Shaun McCance wrote:
> On Tue, 2006-08-29 at 10:01 +1200, Glynn Foster wrote:
>> Hey,
>>
>> Shaun McCance wrote:
>>> I'm going to coin a new term: key churn.  This is when people
>>> make frivolous and unnecessary changes to GConf keys or their
>>> default values.  It sucks for large deployments.  Gnome is
>>> bigger than your personal desktop.
>> I don't really care too much about the name change, but what I do care about 
>> is
>> the migration story between themes as new engines/icons/whatever are dropped 
>> in
>> and out. This stuff isn't as smooth as it should be - hopefully Calum can
>> provide details of what currently happens [we documented this for an ARC case
>> recently].
> 
> I don't care about the name change out of some phonetophilic
> adoration of the word "Clearlooks".  I care because of the
> problems it introduces.
> 
> Scenario 1) I have, at some point, explicitly set my theme
> to Clearlooks, rather than getting Clearlooks from the GConf
> default value.  I upgrade to Gnome 2.16.  What happens?

You get the Clearlooks theme, that is installed by gtk-engines.

> 
> Interim 1) I utter some choice words about the ugly boxiness
> of the default GTK+ rendering.  But I'm pretty clever, so I
> go to the theme manager, find Clarius, and switch.  Clarius
> is now explicitly set as my theme in GConf.

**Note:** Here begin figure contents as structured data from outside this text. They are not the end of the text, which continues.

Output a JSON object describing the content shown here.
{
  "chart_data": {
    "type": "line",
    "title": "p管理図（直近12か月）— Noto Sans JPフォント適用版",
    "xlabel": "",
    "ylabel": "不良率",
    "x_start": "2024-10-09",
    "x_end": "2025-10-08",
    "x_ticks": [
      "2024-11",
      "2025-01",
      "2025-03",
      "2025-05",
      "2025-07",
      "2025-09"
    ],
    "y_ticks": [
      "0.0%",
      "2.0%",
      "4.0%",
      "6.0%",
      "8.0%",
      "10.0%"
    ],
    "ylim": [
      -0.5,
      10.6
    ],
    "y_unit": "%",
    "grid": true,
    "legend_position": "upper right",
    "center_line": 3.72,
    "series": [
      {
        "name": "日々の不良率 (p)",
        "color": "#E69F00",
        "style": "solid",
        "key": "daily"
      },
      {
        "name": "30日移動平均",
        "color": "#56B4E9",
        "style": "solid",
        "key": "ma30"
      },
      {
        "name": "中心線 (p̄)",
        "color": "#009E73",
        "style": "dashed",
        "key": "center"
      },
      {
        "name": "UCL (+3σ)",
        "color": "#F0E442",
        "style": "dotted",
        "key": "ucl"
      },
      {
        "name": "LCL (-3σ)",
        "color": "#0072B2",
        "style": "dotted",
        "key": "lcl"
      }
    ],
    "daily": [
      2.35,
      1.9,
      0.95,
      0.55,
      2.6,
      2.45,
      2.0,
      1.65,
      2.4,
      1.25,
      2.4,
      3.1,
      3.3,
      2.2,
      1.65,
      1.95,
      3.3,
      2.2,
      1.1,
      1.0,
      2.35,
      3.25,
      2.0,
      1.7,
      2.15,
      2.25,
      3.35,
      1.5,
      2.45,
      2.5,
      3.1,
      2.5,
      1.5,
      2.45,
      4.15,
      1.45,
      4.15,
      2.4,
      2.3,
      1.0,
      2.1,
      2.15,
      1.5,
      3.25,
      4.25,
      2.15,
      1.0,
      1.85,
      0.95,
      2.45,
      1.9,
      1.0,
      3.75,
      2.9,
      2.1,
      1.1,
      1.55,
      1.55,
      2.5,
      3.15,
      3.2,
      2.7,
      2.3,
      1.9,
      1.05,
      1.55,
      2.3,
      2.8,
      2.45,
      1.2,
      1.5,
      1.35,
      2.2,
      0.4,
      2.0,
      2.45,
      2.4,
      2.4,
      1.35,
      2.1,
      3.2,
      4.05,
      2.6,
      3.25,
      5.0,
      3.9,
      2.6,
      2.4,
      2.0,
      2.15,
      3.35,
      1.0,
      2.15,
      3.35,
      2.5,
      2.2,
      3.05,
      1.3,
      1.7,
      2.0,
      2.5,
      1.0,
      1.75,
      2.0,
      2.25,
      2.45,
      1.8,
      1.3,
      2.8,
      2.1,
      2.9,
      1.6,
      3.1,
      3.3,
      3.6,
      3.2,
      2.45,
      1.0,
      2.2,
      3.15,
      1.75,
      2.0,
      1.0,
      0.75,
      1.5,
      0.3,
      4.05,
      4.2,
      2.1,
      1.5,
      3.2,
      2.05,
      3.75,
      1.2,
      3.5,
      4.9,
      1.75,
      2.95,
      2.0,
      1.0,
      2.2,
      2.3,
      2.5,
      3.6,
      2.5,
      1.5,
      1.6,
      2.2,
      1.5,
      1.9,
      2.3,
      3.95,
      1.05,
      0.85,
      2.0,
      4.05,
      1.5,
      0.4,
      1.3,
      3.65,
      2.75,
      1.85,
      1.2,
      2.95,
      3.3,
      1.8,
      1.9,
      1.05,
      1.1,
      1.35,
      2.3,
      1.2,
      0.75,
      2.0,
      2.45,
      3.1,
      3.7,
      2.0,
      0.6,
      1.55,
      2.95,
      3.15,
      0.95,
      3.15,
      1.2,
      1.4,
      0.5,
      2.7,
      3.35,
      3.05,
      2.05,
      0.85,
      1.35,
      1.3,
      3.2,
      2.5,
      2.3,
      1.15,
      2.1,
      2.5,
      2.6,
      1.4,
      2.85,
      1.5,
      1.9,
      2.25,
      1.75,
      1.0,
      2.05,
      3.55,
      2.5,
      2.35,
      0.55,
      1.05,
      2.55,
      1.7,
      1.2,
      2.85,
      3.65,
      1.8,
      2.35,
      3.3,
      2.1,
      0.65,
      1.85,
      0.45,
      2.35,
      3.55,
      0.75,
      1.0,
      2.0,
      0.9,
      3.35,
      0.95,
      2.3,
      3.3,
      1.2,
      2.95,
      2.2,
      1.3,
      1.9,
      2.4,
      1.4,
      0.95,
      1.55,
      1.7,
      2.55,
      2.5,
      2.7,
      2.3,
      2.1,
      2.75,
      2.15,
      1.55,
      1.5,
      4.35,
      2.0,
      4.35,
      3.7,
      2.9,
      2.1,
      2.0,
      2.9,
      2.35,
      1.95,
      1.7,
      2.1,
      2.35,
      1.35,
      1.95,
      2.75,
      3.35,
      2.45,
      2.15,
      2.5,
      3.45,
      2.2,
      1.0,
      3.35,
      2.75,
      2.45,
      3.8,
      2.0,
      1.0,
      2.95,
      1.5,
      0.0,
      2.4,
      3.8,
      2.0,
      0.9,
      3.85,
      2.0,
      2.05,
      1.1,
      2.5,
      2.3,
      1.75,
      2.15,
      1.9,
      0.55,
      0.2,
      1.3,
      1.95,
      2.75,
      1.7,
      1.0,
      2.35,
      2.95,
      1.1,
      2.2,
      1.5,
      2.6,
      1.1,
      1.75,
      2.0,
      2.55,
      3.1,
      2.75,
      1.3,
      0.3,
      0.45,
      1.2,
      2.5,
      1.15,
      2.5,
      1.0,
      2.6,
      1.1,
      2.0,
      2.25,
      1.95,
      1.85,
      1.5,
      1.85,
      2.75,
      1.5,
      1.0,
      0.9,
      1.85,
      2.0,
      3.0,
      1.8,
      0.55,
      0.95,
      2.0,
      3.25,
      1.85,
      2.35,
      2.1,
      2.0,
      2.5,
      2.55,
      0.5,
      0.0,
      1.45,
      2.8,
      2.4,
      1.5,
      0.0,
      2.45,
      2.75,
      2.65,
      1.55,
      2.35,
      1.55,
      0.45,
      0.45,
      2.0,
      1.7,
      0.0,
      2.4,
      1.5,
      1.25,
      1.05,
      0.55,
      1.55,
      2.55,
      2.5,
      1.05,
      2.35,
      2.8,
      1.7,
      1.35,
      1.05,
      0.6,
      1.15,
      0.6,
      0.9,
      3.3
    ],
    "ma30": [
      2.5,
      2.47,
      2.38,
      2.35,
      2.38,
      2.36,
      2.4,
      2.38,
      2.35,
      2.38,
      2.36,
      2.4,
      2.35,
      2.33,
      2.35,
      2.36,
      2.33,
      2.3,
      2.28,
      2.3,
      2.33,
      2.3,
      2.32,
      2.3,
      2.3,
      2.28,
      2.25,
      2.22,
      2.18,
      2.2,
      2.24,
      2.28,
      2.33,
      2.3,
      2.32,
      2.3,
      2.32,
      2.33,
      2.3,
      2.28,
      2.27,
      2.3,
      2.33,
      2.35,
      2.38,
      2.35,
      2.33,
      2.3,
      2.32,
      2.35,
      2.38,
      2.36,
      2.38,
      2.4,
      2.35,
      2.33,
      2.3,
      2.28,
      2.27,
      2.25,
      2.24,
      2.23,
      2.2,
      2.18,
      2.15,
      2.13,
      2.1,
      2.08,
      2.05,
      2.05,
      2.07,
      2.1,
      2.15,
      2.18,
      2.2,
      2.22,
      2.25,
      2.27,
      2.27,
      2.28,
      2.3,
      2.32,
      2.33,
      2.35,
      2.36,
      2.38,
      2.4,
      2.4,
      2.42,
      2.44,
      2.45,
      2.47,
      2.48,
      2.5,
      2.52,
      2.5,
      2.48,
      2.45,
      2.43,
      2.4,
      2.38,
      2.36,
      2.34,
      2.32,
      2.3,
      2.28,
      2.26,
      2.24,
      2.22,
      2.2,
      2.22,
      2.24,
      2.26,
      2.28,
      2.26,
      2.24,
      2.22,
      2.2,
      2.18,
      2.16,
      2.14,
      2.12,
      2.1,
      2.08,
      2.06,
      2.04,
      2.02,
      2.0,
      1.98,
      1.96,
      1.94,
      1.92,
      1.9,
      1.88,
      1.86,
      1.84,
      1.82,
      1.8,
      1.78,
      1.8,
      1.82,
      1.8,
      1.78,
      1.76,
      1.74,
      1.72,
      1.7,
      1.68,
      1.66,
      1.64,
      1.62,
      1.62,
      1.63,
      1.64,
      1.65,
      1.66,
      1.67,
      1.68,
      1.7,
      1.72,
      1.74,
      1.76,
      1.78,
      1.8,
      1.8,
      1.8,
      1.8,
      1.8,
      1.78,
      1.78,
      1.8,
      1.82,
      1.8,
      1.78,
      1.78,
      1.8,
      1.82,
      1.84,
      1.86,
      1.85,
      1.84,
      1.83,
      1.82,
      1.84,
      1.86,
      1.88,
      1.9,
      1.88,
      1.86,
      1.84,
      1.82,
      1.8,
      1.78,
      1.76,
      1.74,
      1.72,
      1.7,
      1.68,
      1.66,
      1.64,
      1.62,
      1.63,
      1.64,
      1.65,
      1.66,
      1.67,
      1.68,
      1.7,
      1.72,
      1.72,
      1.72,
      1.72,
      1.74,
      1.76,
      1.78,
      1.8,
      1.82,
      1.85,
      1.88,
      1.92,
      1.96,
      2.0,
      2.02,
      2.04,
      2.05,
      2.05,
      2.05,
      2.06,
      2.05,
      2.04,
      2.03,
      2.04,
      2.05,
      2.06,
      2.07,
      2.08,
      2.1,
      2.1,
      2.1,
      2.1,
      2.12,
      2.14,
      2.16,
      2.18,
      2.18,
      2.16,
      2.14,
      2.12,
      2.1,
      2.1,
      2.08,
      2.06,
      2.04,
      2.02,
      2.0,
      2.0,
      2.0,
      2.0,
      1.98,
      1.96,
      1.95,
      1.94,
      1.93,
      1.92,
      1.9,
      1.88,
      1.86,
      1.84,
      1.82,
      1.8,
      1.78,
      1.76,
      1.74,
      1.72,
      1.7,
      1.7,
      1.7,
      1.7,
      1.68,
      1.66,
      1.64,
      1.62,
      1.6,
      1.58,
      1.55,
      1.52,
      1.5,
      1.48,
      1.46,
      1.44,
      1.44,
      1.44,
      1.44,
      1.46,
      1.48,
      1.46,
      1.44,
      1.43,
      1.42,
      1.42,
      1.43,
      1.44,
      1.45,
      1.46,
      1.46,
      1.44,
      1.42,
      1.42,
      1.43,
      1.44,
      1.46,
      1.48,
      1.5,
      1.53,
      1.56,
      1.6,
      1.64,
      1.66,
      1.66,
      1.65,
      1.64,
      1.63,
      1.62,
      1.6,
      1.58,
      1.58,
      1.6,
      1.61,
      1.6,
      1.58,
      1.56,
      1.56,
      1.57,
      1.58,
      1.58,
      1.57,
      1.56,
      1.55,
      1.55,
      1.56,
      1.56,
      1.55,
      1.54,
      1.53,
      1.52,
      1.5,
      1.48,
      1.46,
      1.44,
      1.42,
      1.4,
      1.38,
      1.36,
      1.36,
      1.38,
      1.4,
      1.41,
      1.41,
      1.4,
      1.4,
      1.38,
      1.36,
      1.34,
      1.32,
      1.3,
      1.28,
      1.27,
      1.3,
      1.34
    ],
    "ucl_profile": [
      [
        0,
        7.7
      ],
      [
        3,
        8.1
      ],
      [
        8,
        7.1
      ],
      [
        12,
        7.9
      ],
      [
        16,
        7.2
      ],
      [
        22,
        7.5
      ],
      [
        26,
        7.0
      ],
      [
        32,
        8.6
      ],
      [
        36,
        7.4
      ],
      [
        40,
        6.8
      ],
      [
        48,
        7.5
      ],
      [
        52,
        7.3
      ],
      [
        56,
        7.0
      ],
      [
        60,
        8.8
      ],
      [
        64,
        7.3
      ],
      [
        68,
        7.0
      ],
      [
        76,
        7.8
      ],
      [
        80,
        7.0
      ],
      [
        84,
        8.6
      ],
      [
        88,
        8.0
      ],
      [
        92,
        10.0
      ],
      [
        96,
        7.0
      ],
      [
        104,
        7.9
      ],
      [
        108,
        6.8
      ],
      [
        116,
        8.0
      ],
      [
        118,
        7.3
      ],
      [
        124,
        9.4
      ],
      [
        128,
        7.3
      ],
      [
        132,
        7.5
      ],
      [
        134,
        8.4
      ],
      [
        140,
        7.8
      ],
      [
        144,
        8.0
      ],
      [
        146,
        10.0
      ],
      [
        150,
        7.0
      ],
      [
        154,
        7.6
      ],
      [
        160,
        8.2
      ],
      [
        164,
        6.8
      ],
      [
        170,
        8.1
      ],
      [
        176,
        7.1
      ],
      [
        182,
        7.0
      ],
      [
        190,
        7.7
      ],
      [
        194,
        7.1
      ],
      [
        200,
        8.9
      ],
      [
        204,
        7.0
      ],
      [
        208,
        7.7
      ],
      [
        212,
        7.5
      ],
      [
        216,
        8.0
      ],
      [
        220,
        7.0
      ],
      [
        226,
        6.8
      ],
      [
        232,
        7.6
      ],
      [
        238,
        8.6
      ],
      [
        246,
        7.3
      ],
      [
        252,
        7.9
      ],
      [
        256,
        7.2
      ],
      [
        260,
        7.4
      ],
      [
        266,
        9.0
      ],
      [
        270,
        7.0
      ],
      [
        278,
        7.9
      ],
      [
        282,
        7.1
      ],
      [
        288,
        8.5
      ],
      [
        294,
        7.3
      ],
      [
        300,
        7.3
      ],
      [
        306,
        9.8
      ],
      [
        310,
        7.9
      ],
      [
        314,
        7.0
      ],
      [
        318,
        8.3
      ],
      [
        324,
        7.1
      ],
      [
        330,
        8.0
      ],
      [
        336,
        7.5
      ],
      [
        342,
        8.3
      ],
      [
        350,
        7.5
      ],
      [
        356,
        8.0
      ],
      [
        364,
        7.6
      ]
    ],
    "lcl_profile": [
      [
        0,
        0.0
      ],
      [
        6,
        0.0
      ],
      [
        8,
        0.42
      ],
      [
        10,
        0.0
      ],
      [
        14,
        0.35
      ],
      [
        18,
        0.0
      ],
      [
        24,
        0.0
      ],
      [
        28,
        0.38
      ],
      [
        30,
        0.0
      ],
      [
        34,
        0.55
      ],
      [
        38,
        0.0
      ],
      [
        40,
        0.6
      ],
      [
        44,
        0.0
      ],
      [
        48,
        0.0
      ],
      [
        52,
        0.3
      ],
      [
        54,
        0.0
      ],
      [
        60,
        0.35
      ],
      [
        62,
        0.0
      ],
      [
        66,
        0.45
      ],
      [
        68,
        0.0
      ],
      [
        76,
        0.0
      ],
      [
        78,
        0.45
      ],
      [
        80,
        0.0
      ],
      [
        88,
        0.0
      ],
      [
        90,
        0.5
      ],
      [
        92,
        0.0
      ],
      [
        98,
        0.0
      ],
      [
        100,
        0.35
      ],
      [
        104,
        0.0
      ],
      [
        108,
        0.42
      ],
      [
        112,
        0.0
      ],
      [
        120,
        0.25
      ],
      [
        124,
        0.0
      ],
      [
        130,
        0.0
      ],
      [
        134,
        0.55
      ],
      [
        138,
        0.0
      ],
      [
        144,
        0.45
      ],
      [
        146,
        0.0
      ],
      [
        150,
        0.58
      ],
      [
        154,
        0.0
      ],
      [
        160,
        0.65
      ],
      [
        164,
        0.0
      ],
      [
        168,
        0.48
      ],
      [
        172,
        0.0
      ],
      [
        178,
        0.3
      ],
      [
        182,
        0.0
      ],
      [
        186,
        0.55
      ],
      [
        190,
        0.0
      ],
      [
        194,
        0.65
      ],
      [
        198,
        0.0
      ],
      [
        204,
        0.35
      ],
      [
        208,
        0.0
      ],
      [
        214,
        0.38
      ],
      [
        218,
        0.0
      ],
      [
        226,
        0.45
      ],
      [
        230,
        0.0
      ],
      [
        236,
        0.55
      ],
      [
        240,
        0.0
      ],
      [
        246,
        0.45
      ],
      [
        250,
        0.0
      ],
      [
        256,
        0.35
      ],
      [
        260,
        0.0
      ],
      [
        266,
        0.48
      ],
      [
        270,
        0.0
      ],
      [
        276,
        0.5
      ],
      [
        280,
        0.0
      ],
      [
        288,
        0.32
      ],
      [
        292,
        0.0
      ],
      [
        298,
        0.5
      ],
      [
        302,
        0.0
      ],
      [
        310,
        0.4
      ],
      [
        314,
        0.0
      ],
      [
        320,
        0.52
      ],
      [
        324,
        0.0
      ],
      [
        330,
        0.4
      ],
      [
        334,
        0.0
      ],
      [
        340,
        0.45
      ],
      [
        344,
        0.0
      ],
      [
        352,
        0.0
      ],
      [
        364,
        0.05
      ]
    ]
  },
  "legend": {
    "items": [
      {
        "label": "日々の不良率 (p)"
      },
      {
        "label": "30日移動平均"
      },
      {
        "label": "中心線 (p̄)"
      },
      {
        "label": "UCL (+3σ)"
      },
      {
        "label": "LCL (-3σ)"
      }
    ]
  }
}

You don't get the ugly default GTK+ rendering, because you already have 
Clearlooks installed.

> 
> Scenario 2) I go to use another machine that's mounting
> the same NFS home directory, or is otherwise getting the
> same GConf values.  This machine is running Gnome 2.14,
> which doesn't include Clarius.

The same thing would happen if you went to a machine running a Gnome 
version prior to that which Clearlooks was available in. Or if you 
selected a theme that you have installed locally, or any other 
combination of possibilities. I think it is slightly unreasonable to 
assume we can never add new themes.

> Interim 2) I utter some choice words and post a flame to
> Slashdot and/or OSNews.  I go to the theme manager and
> change my theme back to Clearlooks.
> 
> Scenario 3) I go back to do some work on the machine that's
> running Gnome 2.16.  See scenario 1.

It's running Clearlooks, but with a slightly "updated" appearance.

> 
> Friends don't let friends churn keys.

I know several people have already pointed out the relevant points about 
the change, but I just want to reassure you I did consider these 
scenarios before I made the changes.

There were several reasons for the change. Firstly, I wanted to make 
sure we didn't go through "appearance churn". The new cairo based 
clearlooks engine provides several changes to the UI. I wanted to make 
the 2.16 appearance more consistent with the 2.14 appearance. I also had 
several people mention to me that they did not want Gnome to go down the 
"glossy appearance" route. It was therefore critical that the glossy 
scrollbars were toned down before the release. Unfortunately I was under 
the impression that I made this change before the UI freeze, which I now 
realise was incorrect. Secondly, the change did not affect any 
translatable strings, so I assumed it did not affect the string freeze.

The reason I felt it necessary to make our own gtk+ theme (in 
gnome-themes, rather than relying on the one provided by gtk-engines), 
is that we probably will want to make more conservative changes in the 
future than the author of Clearlooks wants to make.

Having spoken to Richard about this problem (unfortunately he has been 
very busy and we didn't get a chance to discuss it before), he seems 
willing to keep the Clearlooks gtkrc as conservative as Gnome wants it, 
and put more exciting changes into a separate gtkrc. With the permission 
of the release team, I would be happy to revert the changes, and change 
the one line that makes the scrollbars blue in the Clearlooks gtkrc.